With COP26 beginning in Glasgow the same week as Dyslexia Awareness Week in Scotland, we thought it would be interesting to showcase dyslexic talents with environmental innovation and activism. But who are the environmentalists who are also dyslexic?

Many of us will know of Greta Thunberg, who sees her neurodiversity as a positive aspect of her climate crisis activism. In this article, Greta tells hosts of CBS This Morning: “In some circumstances, it can definitely be an advantage to…be neurodiverse – because that makes you different, that makes you think differently. And especially in such a big crisis like [climate change], when we need to think outside the box. We need to think outside our current system. We need people who think outside the box and who aren’t like everyone else.”

Irish marine environmental activist Flossie Donnelly; Scottish marine conservationist, Ella Pringle, and Scottish ‘bushologist’, Zeki Basan, have also highlighted their dyslexia. Another environmental activist, Erin Brockovich, made famous by the Julia Roberts film of the same name, is also dyslexic.

One of our Young Ambassadors, Eilidh, explains her thoughts about COP26 through the image below, “the whole point of this graphic is people thinking outside the box in order to solve the climate crisis.

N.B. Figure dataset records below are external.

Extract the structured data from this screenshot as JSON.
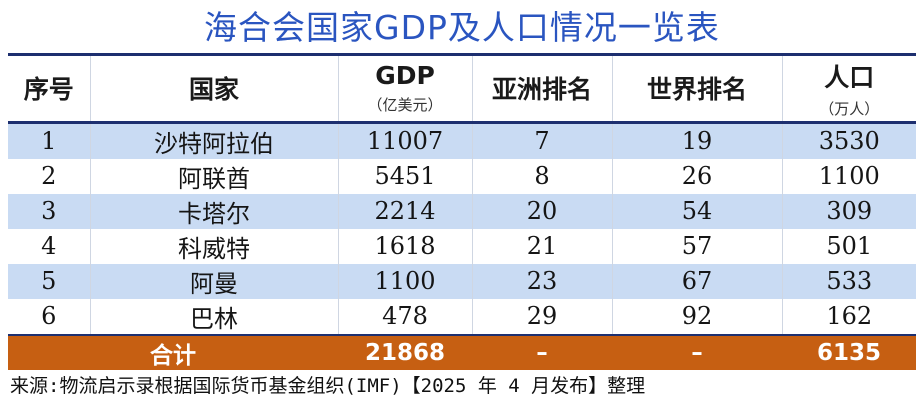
{
  "title": "海合会国家GDP及人口情况一览表",
  "headers": {
    "index": "序号",
    "country": "国家",
    "gdp": "GDP",
    "gdp_unit": "（亿美元）",
    "asia_rank": "亚洲排名",
    "world_rank": "世界排名",
    "population": "人口",
    "population_unit": "（万人）"
  },
  "rows": [
    {
      "index": "1",
      "country": "沙特阿拉伯",
      "gdp": "11007",
      "asia_rank": "7",
      "world_rank": "19",
      "population": "3530"
    },
    {
      "index": "2",
      "country": "阿联酋",
      "gdp": "5451",
      "asia_rank": "8",
      "world_rank": "26",
      "population": "1100"
    },
    {
      "index": "3",
      "country": "卡塔尔",
      "gdp": "2214",
      "asia_rank": "20",
      "world_rank": "54",
      "population": "309"
    },
    {
      "index": "4",
      "country": "科威特",
      "gdp": "1618",
      "asia_rank": "21",
      "world_rank": "57",
      "population": "501"
    },
    {
      "index": "5",
      "country": "阿曼",
      "gdp": "1100",
      "asia_rank": "23",
      "world_rank": "67",
      "population": "533"
    },
    {
      "index": "6",
      "country": "巴林",
      "gdp": "478",
      "asia_rank": "29",
      "world_rank": "92",
      "population": "162"
    }
  ],
  "total": {
    "label": "合计",
    "gdp": "21868",
    "asia_rank": "–",
    "world_rank": "–",
    "population": "6135"
  },
  "source": "来源:物流启示录根据国际货币基金组织(IMF)【2025 年 4 月发布】整理",
  "colors": {
    "title": "#2a55c0",
    "rule": "#1d2f6f",
    "row_band": "#c9dbf3",
    "total_bg": "#c65f12"
  }
}
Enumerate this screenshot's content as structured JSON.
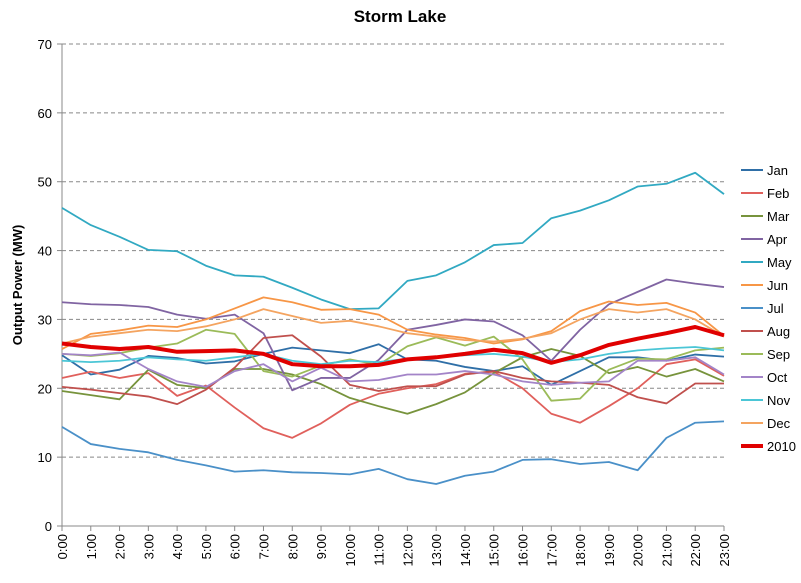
{
  "chart_data": {
    "type": "line",
    "title": "Storm Lake",
    "y_label": "Output Power (MW)",
    "categories": [
      "0:00",
      "1:00",
      "2:00",
      "3:00",
      "4:00",
      "5:00",
      "6:00",
      "7:00",
      "8:00",
      "9:00",
      "10:00",
      "11:00",
      "12:00",
      "13:00",
      "14:00",
      "15:00",
      "16:00",
      "17:00",
      "18:00",
      "19:00",
      "20:00",
      "21:00",
      "22:00",
      "23:00"
    ],
    "ylim": [
      0,
      70
    ],
    "yticks": [
      0,
      10,
      20,
      30,
      40,
      50,
      60,
      70
    ],
    "grid": true,
    "legend": "right",
    "series": [
      {
        "name": "Jan",
        "color": "#2f6fa7",
        "values": [
          24.8,
          22.0,
          22.7,
          24.7,
          24.4,
          23.6,
          23.9,
          25.0,
          25.9,
          25.5,
          25.1,
          26.4,
          24.2,
          24.0,
          23.1,
          22.5,
          23.2,
          20.5,
          22.5,
          24.5,
          24.5,
          24.0,
          24.9,
          24.6
        ]
      },
      {
        "name": "Feb",
        "color": "#e0605c",
        "values": [
          21.5,
          22.4,
          21.5,
          22.2,
          18.9,
          20.4,
          17.2,
          14.2,
          12.8,
          14.9,
          17.6,
          19.2,
          20.0,
          20.6,
          22.1,
          22.4,
          20.0,
          16.3,
          15.0,
          17.4,
          20.0,
          23.5,
          24.2,
          21.8
        ]
      },
      {
        "name": "Mar",
        "color": "#77933c",
        "values": [
          19.6,
          19.0,
          18.4,
          22.7,
          20.5,
          20.0,
          22.8,
          22.8,
          22.0,
          20.6,
          18.6,
          17.4,
          16.3,
          17.7,
          19.4,
          22.2,
          24.5,
          25.7,
          24.7,
          22.2,
          23.1,
          21.7,
          22.8,
          21.0
        ]
      },
      {
        "name": "Apr",
        "color": "#8064a2",
        "values": [
          32.5,
          32.2,
          32.1,
          31.8,
          30.7,
          30.1,
          30.7,
          28.0,
          19.7,
          21.5,
          21.5,
          24.1,
          28.5,
          29.2,
          30.0,
          29.7,
          27.7,
          24.0,
          28.5,
          32.2,
          34.0,
          35.8,
          35.2,
          34.7
        ]
      },
      {
        "name": "May",
        "color": "#31a9c2",
        "values": [
          46.2,
          43.7,
          42.0,
          40.1,
          39.9,
          37.8,
          36.4,
          36.2,
          34.6,
          32.9,
          31.5,
          31.6,
          35.6,
          36.4,
          38.3,
          40.8,
          41.1,
          44.7,
          45.8,
          47.3,
          49.3,
          49.7,
          51.3,
          48.2
        ]
      },
      {
        "name": "Jun",
        "color": "#f79646",
        "values": [
          25.7,
          27.9,
          28.4,
          29.1,
          28.9,
          30.0,
          31.6,
          33.2,
          32.5,
          31.4,
          31.5,
          30.7,
          28.5,
          27.8,
          27.3,
          26.5,
          27.1,
          28.3,
          31.2,
          32.6,
          32.1,
          32.4,
          31.0,
          27.6
        ]
      },
      {
        "name": "Jul",
        "color": "#4a90c8",
        "values": [
          14.4,
          11.9,
          11.2,
          10.7,
          9.6,
          8.8,
          7.9,
          8.1,
          7.8,
          7.7,
          7.5,
          8.3,
          6.8,
          6.1,
          7.3,
          7.9,
          9.6,
          9.7,
          9.0,
          9.3,
          8.1,
          12.8,
          15.0,
          15.2
        ]
      },
      {
        "name": "Aug",
        "color": "#c0504d",
        "values": [
          20.2,
          19.8,
          19.3,
          18.8,
          17.7,
          19.8,
          23.0,
          27.3,
          27.7,
          24.6,
          20.5,
          19.6,
          20.3,
          20.3,
          22.0,
          22.5,
          21.5,
          21.0,
          20.8,
          20.5,
          18.7,
          17.8,
          20.7,
          20.7
        ]
      },
      {
        "name": "Sep",
        "color": "#9bbb59",
        "values": [
          25.0,
          24.7,
          25.1,
          25.9,
          26.5,
          28.5,
          27.9,
          22.5,
          21.7,
          23.3,
          24.2,
          23.4,
          26.1,
          27.4,
          26.2,
          27.5,
          24.2,
          18.2,
          18.5,
          22.7,
          24.3,
          24.2,
          25.5,
          25.9
        ]
      },
      {
        "name": "Oct",
        "color": "#a384c8",
        "values": [
          25.0,
          24.8,
          25.2,
          22.8,
          21.0,
          20.2,
          22.5,
          23.5,
          21.0,
          23.0,
          21.0,
          21.2,
          22.0,
          22.0,
          22.5,
          22.0,
          21.0,
          20.5,
          20.8,
          21.0,
          24.0,
          24.0,
          24.5,
          22.0
        ]
      },
      {
        "name": "Nov",
        "color": "#4bc6d6",
        "values": [
          24.0,
          23.8,
          24.0,
          24.5,
          24.2,
          24.0,
          24.5,
          25.0,
          24.0,
          23.5,
          24.0,
          23.8,
          24.3,
          24.5,
          24.8,
          25.0,
          24.6,
          23.8,
          24.2,
          25.0,
          25.5,
          25.8,
          26.0,
          25.5
        ]
      },
      {
        "name": "Dec",
        "color": "#f4a460",
        "values": [
          26.5,
          27.5,
          28.0,
          28.5,
          28.3,
          29.0,
          30.0,
          31.5,
          30.5,
          29.5,
          29.8,
          29.0,
          28.0,
          27.5,
          27.0,
          26.8,
          27.2,
          28.0,
          30.0,
          31.5,
          31.0,
          31.5,
          30.0,
          27.5
        ]
      },
      {
        "name": "2010",
        "color": "#e00000",
        "width": 4,
        "values": [
          26.5,
          26.0,
          25.7,
          26.0,
          25.3,
          25.4,
          25.5,
          25.0,
          23.5,
          23.2,
          23.2,
          23.4,
          24.2,
          24.5,
          25.0,
          25.6,
          25.1,
          23.7,
          24.8,
          26.3,
          27.2,
          28.0,
          28.9,
          27.7
        ]
      }
    ]
  }
}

It’s not all about doing “business as usual” – we have tried that and it is doesn’t work. We have some solutions on how to save the planet but we need some creative solutions on how to achieve this. The leaders in charge need to listen to the youth, we have lots of ideas. Neurodiverse people have a voice in this, look at Greta Thunberg (who’s cool btw).”

Eilidh’s save the planet image

How can dyslexic strengths help us solve environmental issues in the future? This article by Ernst Young details how dyslexic capabilities can help in the future of work.  More specifically, from this report, “A change in perception of dyslexia can help build a talent pipeline that is flexible and adaptable to the changing world of work. Over time, we would like to think that a strengths-based approach would become part of day-to-day life.” As Greta said above, some of the possible solutions to climate change will need people who think outside the box, like engineers. See two dyslexic engineers below:

Another of our Young Ambassadors, Kate, recently showcased her dyslexic talents while working with school friends, Summer and Olivia, to create a dress made from offcuts of fabric from the Lady Haig’s Poppy Factory. Their innovative costume design ‘Flanders Fields’, has reached the Grand Final of national fashion competition Junk Kouture, which highlights creative designs using recycled materials. See a photo of Kate in the amazing dress below.

Kate in red dress

How do you think dyslexic strengths and skills can help us resolve the current climate crisis?